Technical details of the implementation of this function are contained below, but in the mean time the important thing to note is that rho can be any value from -1 to 1, and that the resulting correlation will be approximately equal to rho. Note: Because of the technical details of our implementation, the true correlation in the resulting data will be slightly attenuated from the specified rho. There is no general purpose correction to compensate for this attenuation.

We can check the resulting correlation here:

cor(corr_data$ps_quality, corr_data$ss_quality)

0.47

It should be noted that the specified correlation exists only within the variables on which a join was specified: other variables from either data source will not be explicitly connected except through the joined variables.

Joining more than two levels

All of the functions specified above work when joining more than two levels. We could extend our student example to include, for example, college quality. Nothing changes about the join syntax beyond the addition of the third or subsequent variable names:

three_data <- fabricate(
  primary_schools = add_level(N = 20, ps_quality = runif(N, 1, 10)),
  secondary_schools = add_level(N = 15, ss_quality = runif(N, 1, 10), nest = FALSE),
  colleges = add_level(N = 50, c_quality = runif(N, 1, 10), nest = FALSE),
  students = cross_level(N = 1500, by = join(ps_quality, 
                                             ss_quality, 
                                             c_quality,
                                             rho = 0.2),
                         earning_potential = 20000 + 
                           2000 * ps_quality + 
                           6000 * ss_quality + 
                           10000 * c_quality + 
                           rnorm(N, 0, 5000))
)

One potential source for failure is specifying an invalid rho. If you specify a rho that makes the correlation between the three variables impossible to obtain, the [fabricate()] call will fail. A common case of this occurring is specifying a negative rho with three or more levels – it is clear that if A is negative correlated with B, and B is negatively correlated with C, then A and C cannot be negatively correlated.

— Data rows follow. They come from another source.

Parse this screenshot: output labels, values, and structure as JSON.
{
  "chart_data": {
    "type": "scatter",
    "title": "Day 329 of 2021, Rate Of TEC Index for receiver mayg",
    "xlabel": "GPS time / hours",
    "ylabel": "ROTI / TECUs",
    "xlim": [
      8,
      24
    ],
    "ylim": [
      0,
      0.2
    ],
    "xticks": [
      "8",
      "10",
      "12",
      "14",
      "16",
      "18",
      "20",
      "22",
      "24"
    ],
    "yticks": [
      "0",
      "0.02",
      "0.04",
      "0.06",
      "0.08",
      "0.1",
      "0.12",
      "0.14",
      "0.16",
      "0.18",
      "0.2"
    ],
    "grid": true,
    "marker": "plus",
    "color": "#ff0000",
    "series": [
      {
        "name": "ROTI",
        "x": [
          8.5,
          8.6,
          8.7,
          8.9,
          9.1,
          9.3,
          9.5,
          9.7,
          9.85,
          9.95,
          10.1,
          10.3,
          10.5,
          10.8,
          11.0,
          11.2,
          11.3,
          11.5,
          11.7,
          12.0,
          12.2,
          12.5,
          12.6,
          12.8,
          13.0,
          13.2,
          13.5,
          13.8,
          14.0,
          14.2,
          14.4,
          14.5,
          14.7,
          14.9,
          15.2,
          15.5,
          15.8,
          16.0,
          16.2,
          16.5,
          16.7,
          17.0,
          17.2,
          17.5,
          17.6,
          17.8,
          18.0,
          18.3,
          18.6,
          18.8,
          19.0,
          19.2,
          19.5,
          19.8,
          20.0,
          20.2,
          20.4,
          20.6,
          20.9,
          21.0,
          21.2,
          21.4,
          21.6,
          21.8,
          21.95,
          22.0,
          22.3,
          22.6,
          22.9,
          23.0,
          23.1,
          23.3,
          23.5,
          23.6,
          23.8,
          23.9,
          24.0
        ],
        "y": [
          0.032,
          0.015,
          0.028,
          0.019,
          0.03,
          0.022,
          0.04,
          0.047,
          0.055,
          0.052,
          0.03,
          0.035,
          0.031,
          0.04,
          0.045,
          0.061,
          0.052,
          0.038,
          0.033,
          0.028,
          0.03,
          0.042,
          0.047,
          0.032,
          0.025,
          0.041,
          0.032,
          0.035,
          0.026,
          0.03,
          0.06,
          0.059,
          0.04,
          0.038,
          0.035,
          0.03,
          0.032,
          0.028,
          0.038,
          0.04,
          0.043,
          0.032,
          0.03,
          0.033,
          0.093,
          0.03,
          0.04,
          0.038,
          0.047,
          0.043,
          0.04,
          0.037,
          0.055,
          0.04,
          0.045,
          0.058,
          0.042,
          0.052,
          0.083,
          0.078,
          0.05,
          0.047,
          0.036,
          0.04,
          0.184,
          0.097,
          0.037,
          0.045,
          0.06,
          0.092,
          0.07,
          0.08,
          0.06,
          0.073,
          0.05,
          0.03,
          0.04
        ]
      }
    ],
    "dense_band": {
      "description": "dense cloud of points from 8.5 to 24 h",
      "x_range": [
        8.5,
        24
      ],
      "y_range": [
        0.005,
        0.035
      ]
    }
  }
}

Instead of specifying a rho correlation coefficient, users can specify a sigma correlation matrix to make the resulting correlations more sophisticated. Consider the following setup:

sigma = matrix(c(1, 0.4, 0.2,
                 0.4, 1, 0.8,
                 0.2, 0.8, 1),
               ncol = 3, nrow = 3)

adv_data <- fabricate(
  primary_schools = add_level(N = 20, ps_quality = runif(N, 1, 10)),
  secondary_schools = add_level(N = 15, ss_quality = runif(N, 1, 10), nest = FALSE),
  colleges = add_level(N = 50, c_quality = runif(N, 1, 10), nest = FALSE),
  students = cross_level(N = 1500, by = join(ps_quality, 
                                             ss_quality, 
                                             c_quality,
                                             sigma = sigma),
                         earning_potential = 20000 + 
                           2000 * ps_quality + 
                           6000 * ss_quality + 
                           10000 * c_quality + 
                           rnorm(N, 0, 5000))
)

sigma must be specified as a symmetric square matrix with a diagonal of all 1s and a feasible correlation structure.

Technical appendix: Implementation of correlated joins.

The implementation of the correlated join is done via the Gaussian copula. Mathematically, what is occurring is as follows:

  1. User specifies a correlation structure.
  2. Draw multivariate standard normal data with that correlation structure.
  3. Transform the standard normal data for each dimension to quantiles of the standard normal cumulative distribution function.
  4. Take the data from the source distribution at the empirical quantile equal to the quantiles from step 3. This ensures that the data being joined on have a Spearman’s (rank) correlation coefficient as specified in the multivariate standard normal draw.
  5. Map the data chosen back to a row from the source distribution and join that row to the chosen row from the other source distributions, ensuring that all covariates are put in the resulting merged data.